Geometric Entropies and their Hamiltonian Flows

TL;DR

This paper investigates the flows generated by geometric entropy in higher derivative gravity theories, revealing new features and extending previous understanding from Einstein-Hilbert and JT gravity to more complex models.

Contribution

It introduces a covariant approach to analyze geometric entropy flows in higher derivative gravity, generalizing known results to broader theories with matter and complex interactions.

Findings

Flows retain geometric form on bifurcation surfaces of Killing horizons.

New non-geometric features emerge in flows for general spacetimes.

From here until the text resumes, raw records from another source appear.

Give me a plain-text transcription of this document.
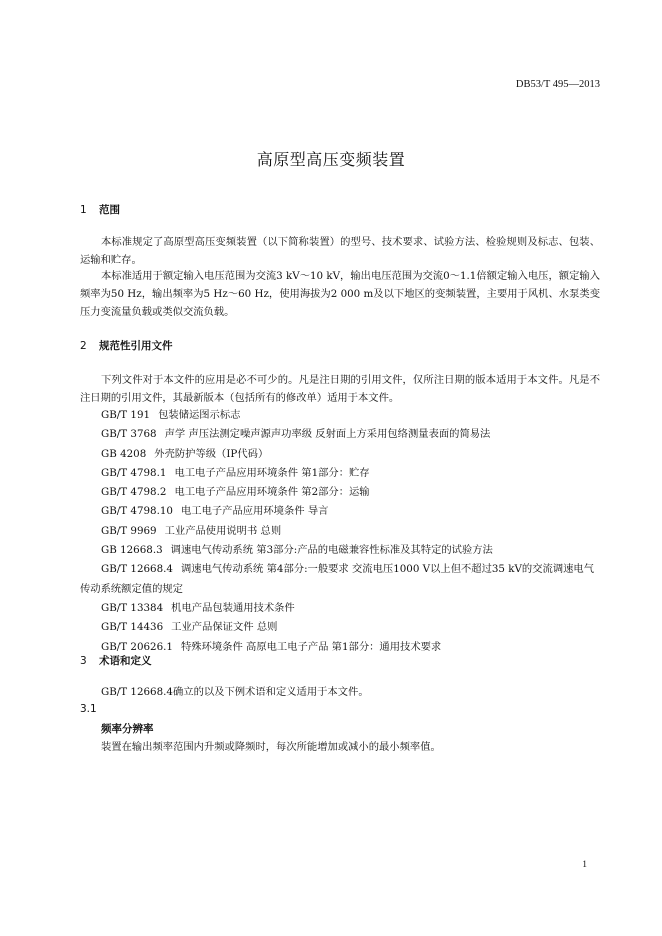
DB53/T 495—2013
高原型高压变频装置
1 范围
本标准规定了高原型高压变频装置（以下简称装置）的型号、技术要求、试验方法、检验规则及标志、包装、运输和贮存。
本标准适用于额定输入电压范围为交流3 kV～10 kV，输出电压范围为交流0～1.1倍额定输入电压，额定输入频率为50 Hz，输出频率为5 Hz～60 Hz，使用海拔为2 000 m及以下地区的变频装置，主要用于风机、水泵类变压力变流量负载或类似交流负载。
2 规范性引用文件
下列文件对于本文件的应用是必不可少的。凡是注日期的引用文件，仅所注日期的版本适用于本文件。凡是不注日期的引用文件，其最新版本（包括所有的修改单）适用于本文件。
GB/T 191 包装储运图示标志
GB/T 3768 声学 声压法测定噪声源声功率级 反射面上方采用包络测量表面的简易法
GB 4208 外壳防护等级（IP代码）
GB/T 4798.1 电工电子产品应用环境条件 第1部分：贮存
GB/T 4798.2 电工电子产品应用环境条件 第2部分：运输
GB/T 4798.10 电工电子产品应用环境条件 导言
GB/T 9969 工业产品使用说明书 总则
GB 12668.3 调速电气传动系统 第3部分:产品的电磁兼容性标准及其特定的试验方法
GB/T 12668.4 调速电气传动系统 第4部分:一般要求 交流电压1000 V以上但不超过35 kV的交流调速电气传动系统额定值的规定
GB/T 13384 机电产品包装通用技术条件
GB/T 14436 工业产品保证文件 总则
GB/T 20626.1 特殊环境条件 高原电工电子产品 第1部分：通用技术要求
3 术语和定义
GB/T 12668.4确立的以及下例术语和定义适用于本文件。
3.1
频率分辨率
装置在输出频率范围内升频或降频时，每次所能增加或减小的最小频率值。
1
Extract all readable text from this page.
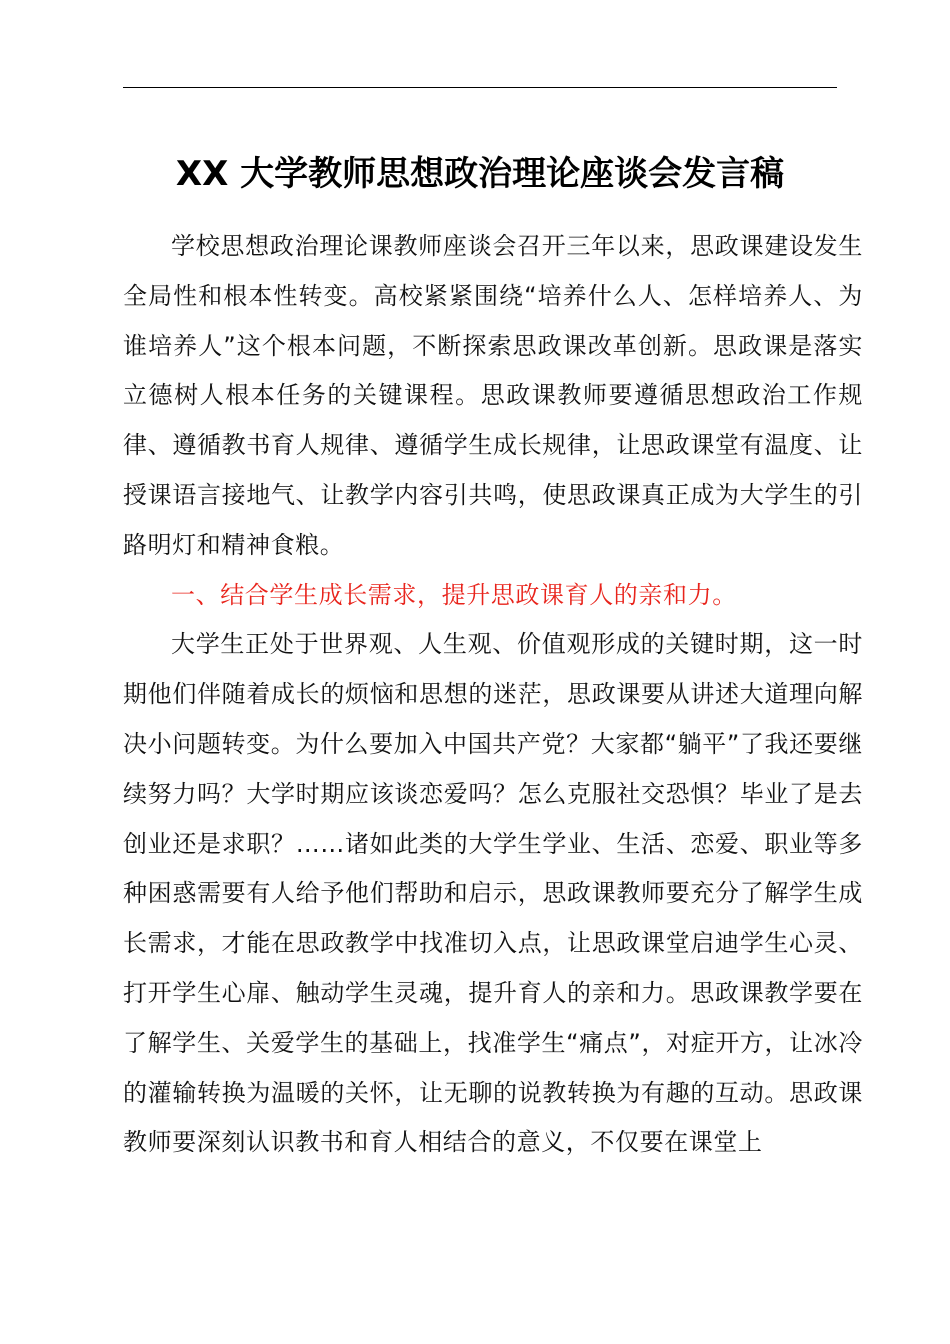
XX 大学教师思想政治理论座谈会发言稿

学校思想政治理论课教师座谈会召开三年以来，思政课建设发生全局性和根本性转变。高校紧紧围绕“培养什么人、怎样培养人、为谁培养人”这个根本问题，不断探索思政课改革创新。思政课是落实立德树人根本任务的关键课程。思政课教师要遵循思想政治工作规律、遵循教书育人规律、遵循学生成长规律，让思政课堂有温度、让授课语言接地气、让教学内容引共鸣，使思政课真正成为大学生的引路明灯和精神食粮。

一、结合学生成长需求，提升思政课育人的亲和力。

大学生正处于世界观、人生观、价值观形成的关键时期，这一时期他们伴随着成长的烦恼和思想的迷茫，思政课要从讲述大道理向解决小问题转变。为什么要加入中国共产党？大家都“躺平”了我还要继续努力吗？大学时期应该谈恋爱吗？怎么克服社交恐惧？毕业了是去创业还是求职？……诸如此类的大学生学业、生活、恋爱、职业等多种困惑需要有人给予他们帮助和启示，思政课教师要充分了解学生成长需求，才能在思政教学中找准切入点，让思政课堂启迪学生心灵、打开学生心扉、触动学生灵魂，提升育人的亲和力。思政课教学要在了解学生、关爱学生的基础上，找准学生“痛点”，对症开方，让冰冷的灌输转换为温暖的关怀，让无聊的说教转换为有趣的互动。思政课教师要深刻认识教书和育人相结合的意义，不仅要在课堂上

Poisson brackets can be used to derive these flows.

Abstract

In holographic theories, the Hubeny-Rangamani-Takayanagi (HRT) area operator plays a key role in our understanding of the emergence of semiclassical Einstein-Hilbert gravity. When higher derivative corrections are included, the role of the area is instead played by a more general functional known as the geometric entropy. It is thus of interest to understand the flow generated by the geometric entropy on the classical phase space. In particular, the fact that the associated flow in Einstein-Hilbert or Jackiw-Teitelboim (JT) gravity induces a relative boost between the left and right entanglement wedges is deeply related to the fact that gravitational dressing promotes the von Neumann algebra of local fields in each wedge to type II. This relative boost is known as a boundary-condition-preserving (BCP) kink-transformation. In a general theory of gravity (with arbitrary higher-derivative terms), it is straightforward to show that the flow continues to take the above geometric form when acting on a spacetime where the HRT surface is the bifurcation surface of a Killing horizon. However, the form of the flow on other spacetimes is less clear. In this paper, we use the manifestly-covariant Peierls bracket to explore such flows in two-dimensional theories of JT gravity coupled to matter fields with higher derivative interactions. The results no longer take a purely geometric form and, instead, demonstrate new features that should be expected of such flows in general higher derivative theories. We also show how to obtain the above flows using Poisson brackets.